East Asia Minerals says the investment will fund a ‘green’ mining project.

“The Company will develop a ‘green’ mining project which will use carbon and biodiversity offsets and the latest in environmentally friendly mining practices,” East Asia Minerals said in a statement. “In the process, the Company will participate in developing a ‘green’ brand for its Miwah project which will potentially allow it to command a premium for its product in the market as well as to potentially facilitate a smoother process for approval of, and support for, mining permits.”

Carbon Conservation made a name for itself in 2007 when its carbon conservation project in Aceh’s Ulu Masen in Aceh Province of Sumatra became the first to win validation under the Climate Community and Biodiversity Alliance Standards for its reduced emissions from deforestation and degradation (REDD) program. The project — which received a $9 million investment from Merrill Lynch (now part of Bank of America) — aims to offset roughly 100 million tons of carbon dioxide emissions by reducing deforestation across 700,000 hectares of tropical forest.

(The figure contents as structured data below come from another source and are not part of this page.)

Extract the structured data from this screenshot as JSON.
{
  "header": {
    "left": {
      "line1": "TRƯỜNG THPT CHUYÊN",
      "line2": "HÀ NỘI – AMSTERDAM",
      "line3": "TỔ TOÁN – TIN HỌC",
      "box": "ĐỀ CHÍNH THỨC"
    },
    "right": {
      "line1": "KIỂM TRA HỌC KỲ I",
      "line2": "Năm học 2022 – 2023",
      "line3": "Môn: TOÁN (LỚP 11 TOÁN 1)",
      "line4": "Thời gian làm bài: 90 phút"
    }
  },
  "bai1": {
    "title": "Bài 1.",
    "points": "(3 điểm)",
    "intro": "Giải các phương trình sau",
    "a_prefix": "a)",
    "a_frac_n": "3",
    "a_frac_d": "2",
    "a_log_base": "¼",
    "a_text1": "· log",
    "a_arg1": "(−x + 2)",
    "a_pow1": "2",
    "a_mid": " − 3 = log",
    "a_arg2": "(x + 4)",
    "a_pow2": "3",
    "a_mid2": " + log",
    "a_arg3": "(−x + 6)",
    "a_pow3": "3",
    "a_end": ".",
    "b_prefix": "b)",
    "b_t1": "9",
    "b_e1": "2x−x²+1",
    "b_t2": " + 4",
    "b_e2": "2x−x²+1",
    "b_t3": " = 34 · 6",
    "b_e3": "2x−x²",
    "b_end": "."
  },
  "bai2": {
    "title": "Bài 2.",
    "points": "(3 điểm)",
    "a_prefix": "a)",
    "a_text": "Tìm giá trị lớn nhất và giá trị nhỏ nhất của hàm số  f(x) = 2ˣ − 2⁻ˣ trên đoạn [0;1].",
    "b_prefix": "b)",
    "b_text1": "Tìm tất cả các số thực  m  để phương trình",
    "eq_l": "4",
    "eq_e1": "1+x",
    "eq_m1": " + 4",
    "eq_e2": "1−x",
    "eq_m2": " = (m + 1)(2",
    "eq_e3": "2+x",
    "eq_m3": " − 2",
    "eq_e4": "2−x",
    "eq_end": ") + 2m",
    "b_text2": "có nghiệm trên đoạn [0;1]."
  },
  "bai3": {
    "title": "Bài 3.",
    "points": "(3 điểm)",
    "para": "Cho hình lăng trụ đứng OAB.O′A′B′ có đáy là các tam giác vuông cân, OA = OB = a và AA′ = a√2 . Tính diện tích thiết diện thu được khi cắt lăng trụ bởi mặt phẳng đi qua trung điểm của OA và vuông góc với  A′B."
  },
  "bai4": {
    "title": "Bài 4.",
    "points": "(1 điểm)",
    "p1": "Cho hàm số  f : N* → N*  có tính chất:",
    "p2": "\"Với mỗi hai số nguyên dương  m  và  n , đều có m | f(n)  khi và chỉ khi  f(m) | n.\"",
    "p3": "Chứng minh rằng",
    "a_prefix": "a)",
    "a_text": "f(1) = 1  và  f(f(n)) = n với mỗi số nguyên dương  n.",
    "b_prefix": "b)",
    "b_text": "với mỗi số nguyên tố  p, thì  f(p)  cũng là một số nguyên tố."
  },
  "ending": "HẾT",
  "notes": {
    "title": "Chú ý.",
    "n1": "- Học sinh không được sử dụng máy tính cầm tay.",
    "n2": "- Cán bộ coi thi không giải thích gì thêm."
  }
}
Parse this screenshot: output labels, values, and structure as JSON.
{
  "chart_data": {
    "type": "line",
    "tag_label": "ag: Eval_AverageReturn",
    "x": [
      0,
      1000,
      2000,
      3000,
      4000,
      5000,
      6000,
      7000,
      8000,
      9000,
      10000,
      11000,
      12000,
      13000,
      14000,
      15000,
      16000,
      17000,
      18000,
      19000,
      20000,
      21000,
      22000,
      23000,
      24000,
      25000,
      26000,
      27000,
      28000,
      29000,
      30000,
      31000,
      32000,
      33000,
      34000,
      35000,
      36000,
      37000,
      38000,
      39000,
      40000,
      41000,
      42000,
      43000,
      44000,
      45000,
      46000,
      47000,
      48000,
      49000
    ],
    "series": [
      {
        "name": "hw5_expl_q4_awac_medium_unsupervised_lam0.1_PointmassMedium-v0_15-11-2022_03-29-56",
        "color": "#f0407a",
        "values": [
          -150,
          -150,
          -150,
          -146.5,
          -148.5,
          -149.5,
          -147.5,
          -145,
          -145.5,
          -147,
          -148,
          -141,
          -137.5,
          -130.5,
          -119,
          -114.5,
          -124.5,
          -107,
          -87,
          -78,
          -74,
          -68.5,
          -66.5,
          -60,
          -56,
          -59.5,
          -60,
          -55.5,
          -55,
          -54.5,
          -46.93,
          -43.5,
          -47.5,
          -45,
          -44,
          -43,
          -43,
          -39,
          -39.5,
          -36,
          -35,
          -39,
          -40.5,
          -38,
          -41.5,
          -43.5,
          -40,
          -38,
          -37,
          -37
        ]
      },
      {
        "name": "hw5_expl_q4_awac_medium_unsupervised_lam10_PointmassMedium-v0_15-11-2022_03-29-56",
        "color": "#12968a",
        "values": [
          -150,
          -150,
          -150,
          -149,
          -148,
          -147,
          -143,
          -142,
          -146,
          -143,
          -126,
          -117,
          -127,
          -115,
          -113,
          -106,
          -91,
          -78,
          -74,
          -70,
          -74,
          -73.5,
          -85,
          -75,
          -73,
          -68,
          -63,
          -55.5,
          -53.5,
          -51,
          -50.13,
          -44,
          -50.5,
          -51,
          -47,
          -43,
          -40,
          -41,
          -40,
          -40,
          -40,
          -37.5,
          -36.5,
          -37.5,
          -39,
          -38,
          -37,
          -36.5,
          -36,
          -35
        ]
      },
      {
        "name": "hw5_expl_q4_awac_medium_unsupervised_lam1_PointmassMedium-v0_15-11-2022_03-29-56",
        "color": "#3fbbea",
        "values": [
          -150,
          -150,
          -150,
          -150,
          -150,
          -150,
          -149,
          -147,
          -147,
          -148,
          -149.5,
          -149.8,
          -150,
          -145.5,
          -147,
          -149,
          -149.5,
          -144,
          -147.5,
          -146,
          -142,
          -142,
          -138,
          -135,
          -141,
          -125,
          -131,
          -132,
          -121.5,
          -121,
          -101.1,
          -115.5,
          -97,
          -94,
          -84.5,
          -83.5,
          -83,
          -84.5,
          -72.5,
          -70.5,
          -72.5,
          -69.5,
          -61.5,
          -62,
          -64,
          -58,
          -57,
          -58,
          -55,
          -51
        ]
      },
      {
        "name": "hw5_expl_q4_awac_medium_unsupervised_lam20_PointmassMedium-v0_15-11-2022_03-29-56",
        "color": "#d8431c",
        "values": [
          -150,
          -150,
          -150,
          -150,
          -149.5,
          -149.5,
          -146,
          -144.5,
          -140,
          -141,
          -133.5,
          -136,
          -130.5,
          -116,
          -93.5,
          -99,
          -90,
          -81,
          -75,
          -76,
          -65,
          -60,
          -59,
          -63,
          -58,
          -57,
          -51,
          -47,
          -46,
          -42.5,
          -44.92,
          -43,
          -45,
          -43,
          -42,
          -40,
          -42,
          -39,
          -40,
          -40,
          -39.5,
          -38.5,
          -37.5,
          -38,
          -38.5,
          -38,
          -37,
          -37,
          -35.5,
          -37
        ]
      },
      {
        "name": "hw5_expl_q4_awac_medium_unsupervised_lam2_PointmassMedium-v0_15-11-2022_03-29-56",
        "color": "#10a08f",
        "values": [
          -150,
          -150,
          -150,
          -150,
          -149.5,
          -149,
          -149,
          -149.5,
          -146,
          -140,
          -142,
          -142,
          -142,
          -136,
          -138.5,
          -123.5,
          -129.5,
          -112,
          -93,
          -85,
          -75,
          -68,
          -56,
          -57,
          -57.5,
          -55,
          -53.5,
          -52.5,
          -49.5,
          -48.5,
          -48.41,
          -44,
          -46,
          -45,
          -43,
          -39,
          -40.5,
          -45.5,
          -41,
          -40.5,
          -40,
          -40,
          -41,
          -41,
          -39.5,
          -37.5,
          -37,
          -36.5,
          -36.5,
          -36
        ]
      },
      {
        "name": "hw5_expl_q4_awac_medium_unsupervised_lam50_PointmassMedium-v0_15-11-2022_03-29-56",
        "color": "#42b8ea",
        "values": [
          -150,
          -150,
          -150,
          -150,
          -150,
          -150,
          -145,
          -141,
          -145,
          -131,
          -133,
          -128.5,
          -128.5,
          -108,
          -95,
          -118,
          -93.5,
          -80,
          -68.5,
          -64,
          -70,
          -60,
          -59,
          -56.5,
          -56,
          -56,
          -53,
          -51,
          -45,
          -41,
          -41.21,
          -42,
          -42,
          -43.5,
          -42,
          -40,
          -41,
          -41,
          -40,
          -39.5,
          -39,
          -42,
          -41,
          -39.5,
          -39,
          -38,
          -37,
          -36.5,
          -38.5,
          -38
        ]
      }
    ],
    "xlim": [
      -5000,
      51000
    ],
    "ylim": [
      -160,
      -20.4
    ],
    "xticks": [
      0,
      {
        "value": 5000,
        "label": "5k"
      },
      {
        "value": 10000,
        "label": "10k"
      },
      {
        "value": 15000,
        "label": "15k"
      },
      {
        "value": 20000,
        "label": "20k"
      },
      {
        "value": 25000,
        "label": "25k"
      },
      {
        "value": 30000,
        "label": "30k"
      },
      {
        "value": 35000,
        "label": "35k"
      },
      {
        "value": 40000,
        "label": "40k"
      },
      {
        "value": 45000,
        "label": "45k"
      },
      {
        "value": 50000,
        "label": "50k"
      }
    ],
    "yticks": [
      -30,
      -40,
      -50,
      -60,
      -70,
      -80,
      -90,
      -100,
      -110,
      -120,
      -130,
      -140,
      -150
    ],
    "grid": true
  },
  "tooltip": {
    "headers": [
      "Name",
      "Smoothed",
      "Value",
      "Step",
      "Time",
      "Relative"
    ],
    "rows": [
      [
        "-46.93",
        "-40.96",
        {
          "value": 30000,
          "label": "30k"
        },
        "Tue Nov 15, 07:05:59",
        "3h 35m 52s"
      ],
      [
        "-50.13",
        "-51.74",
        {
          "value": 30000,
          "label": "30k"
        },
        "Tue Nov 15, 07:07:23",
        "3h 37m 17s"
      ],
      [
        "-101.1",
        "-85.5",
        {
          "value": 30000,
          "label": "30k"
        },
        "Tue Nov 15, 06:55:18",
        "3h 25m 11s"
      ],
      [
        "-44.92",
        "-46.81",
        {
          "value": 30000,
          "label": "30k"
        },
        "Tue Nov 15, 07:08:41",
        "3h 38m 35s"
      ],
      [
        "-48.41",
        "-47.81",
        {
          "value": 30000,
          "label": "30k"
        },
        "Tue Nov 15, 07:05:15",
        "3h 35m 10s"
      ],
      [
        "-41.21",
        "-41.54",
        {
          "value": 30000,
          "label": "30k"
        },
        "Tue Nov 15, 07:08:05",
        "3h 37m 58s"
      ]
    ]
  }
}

But Carbon Conservation has since endured criticism over the design and implementation of the project while suffering from adverse market conditions — the market for forest carbon offsets has been slower than expected to materialize. The company courted controversy last year when it signed an agreement with Asia Pulp & Paper, which environmentalists say has destroyed vast tracts of forest in Sumatra, putting endangered wildlife at risk and exacerbating social conflict.